Le langage qui émerge : l’absurde comme expression
Cette accélération produit des effets secondaires étranges. Le principal : un nouveau langage. Pas le mème simple de chat des débuts d’Internet (”I Can Has Cheezburger”), mais le mème complexe qui demande de comprendre cinq autres mèmes pour être décodé.
Fin 2024, la tendance “brainrot” explose : des créatures générées par IA aux noms absurdes (Tralalero Tralala, Bombardiro Crocodilo) dansent de façon robotique. Personne ne sait vraiment pourquoi c’est drôle. C’est juste absurde. Et cette absurdité exprime quelque chose.
Les mèmes capturent mieux l’anxiété contemporaine qu’un long texte. Son vocabulaire ridicule dit un malaise difficile à verbaliser autrement.
C’est un symptôme. Une génération traite par l’ironie une réalité jugée absurde. Loyers impossibles, WW 3, climat qui déraille : plutôt que d’affronter ces contradictions frontalement, on les transforme en contenu. On rit de ce qui fait peur. On partage plutôt que de parler.
Le rôle de l’algorithme : personnaliser la nostalgie
TikTok a porté cette logique au paroxysme. L’algorithme ne vous montre pas ce qui est nouveau, mais ce qui ressemble à ce que vous avez déjà aimé. Résultat : chaque utilisateur vit dans une bulle temporelle unique. Pour certains, c’est les années 80. Pour d’autres, les années 2000. Pour d’autres encore, un mélange de trois époques qui n’ont jamais coexisté.

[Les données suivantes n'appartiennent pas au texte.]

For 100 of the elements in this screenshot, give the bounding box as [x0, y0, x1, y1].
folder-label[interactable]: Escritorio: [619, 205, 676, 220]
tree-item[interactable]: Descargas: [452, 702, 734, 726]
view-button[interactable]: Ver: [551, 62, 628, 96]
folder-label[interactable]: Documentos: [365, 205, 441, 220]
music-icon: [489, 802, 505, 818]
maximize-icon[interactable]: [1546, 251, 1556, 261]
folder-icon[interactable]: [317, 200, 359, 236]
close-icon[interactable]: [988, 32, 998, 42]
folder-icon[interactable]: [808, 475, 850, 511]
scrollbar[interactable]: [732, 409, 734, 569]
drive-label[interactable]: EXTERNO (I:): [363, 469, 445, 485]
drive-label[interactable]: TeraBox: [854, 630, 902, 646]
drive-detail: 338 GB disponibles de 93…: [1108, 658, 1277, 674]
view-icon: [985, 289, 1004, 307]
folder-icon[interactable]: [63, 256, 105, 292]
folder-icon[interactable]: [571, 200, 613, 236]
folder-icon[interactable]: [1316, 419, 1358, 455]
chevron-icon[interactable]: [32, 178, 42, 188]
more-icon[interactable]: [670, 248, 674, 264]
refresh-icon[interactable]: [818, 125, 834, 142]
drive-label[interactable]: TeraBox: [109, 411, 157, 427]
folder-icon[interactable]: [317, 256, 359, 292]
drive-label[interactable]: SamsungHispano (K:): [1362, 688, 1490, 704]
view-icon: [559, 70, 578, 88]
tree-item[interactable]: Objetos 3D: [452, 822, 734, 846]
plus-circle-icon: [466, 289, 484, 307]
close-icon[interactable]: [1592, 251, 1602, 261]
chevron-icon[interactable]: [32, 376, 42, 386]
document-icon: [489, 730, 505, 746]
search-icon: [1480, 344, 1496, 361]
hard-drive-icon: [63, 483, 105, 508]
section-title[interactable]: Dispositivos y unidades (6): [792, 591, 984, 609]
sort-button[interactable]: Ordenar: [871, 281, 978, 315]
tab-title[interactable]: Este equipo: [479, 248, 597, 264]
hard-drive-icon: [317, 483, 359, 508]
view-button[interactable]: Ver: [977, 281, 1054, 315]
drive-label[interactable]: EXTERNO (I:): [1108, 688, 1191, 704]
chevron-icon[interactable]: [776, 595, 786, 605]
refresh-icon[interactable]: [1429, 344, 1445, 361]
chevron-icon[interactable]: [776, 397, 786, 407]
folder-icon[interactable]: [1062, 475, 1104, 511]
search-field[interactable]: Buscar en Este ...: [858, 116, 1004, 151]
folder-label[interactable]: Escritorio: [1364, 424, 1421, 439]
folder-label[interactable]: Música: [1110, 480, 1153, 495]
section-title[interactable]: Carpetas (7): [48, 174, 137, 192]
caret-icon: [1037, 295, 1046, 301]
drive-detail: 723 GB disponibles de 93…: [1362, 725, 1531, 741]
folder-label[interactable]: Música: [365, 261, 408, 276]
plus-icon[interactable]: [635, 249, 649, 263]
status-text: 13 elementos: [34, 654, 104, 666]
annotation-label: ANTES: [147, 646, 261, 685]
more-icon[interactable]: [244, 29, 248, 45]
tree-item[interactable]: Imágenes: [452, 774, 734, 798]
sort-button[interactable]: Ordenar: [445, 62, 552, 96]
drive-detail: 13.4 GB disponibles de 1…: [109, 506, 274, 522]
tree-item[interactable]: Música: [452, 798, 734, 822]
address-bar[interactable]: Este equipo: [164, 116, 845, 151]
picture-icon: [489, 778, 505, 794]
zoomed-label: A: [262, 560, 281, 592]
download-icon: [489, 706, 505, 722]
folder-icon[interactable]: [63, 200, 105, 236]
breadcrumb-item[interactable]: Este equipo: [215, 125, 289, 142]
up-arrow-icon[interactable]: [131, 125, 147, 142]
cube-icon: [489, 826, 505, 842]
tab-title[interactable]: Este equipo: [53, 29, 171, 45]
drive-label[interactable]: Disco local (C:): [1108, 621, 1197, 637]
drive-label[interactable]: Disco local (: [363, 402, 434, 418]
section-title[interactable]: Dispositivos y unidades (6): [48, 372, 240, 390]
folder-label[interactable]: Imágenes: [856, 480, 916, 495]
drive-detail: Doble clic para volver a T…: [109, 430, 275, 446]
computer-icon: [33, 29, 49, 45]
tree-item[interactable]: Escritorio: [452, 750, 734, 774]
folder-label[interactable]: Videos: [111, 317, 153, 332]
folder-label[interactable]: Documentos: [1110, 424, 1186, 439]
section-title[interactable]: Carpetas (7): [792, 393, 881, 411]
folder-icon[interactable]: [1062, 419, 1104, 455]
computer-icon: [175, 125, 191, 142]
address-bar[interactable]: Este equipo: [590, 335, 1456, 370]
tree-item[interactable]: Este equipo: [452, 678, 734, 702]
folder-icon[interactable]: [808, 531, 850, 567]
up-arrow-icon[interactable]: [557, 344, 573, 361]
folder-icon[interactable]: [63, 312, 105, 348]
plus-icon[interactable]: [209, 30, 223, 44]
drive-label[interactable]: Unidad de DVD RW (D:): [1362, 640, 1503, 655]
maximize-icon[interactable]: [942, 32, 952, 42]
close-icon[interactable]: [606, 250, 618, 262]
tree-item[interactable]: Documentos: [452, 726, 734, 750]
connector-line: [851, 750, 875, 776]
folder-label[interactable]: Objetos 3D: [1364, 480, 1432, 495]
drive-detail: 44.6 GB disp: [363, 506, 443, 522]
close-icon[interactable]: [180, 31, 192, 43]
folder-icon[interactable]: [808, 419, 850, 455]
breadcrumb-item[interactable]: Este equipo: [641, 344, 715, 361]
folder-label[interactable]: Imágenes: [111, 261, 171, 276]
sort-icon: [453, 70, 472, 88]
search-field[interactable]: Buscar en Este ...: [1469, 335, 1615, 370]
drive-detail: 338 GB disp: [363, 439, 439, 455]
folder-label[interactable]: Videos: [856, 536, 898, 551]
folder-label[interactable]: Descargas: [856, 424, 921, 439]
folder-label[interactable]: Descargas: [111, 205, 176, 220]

Cette personnalisation de la nostalgie crée une fragmentation culturelle inédite. Il n’y a plus de “mainstream”. Il y a mille micro-cultures qui se chevauchent, s’influencent, se pillent mutuellement. Le centre a disparu. On vit tous dans des périphéries personnalisées.
Le paradoxe : cette diversité apparente masque une uniformisation plus profonde. Tous ces “cores”, ces “pills”, ces micro-identités se ressemblent dans leur structure. Même mécanique : agrégation d’images, de sons, de références. Le contenu change, la forme reste identique. C’est la même soupe, juste réchauffée différemment.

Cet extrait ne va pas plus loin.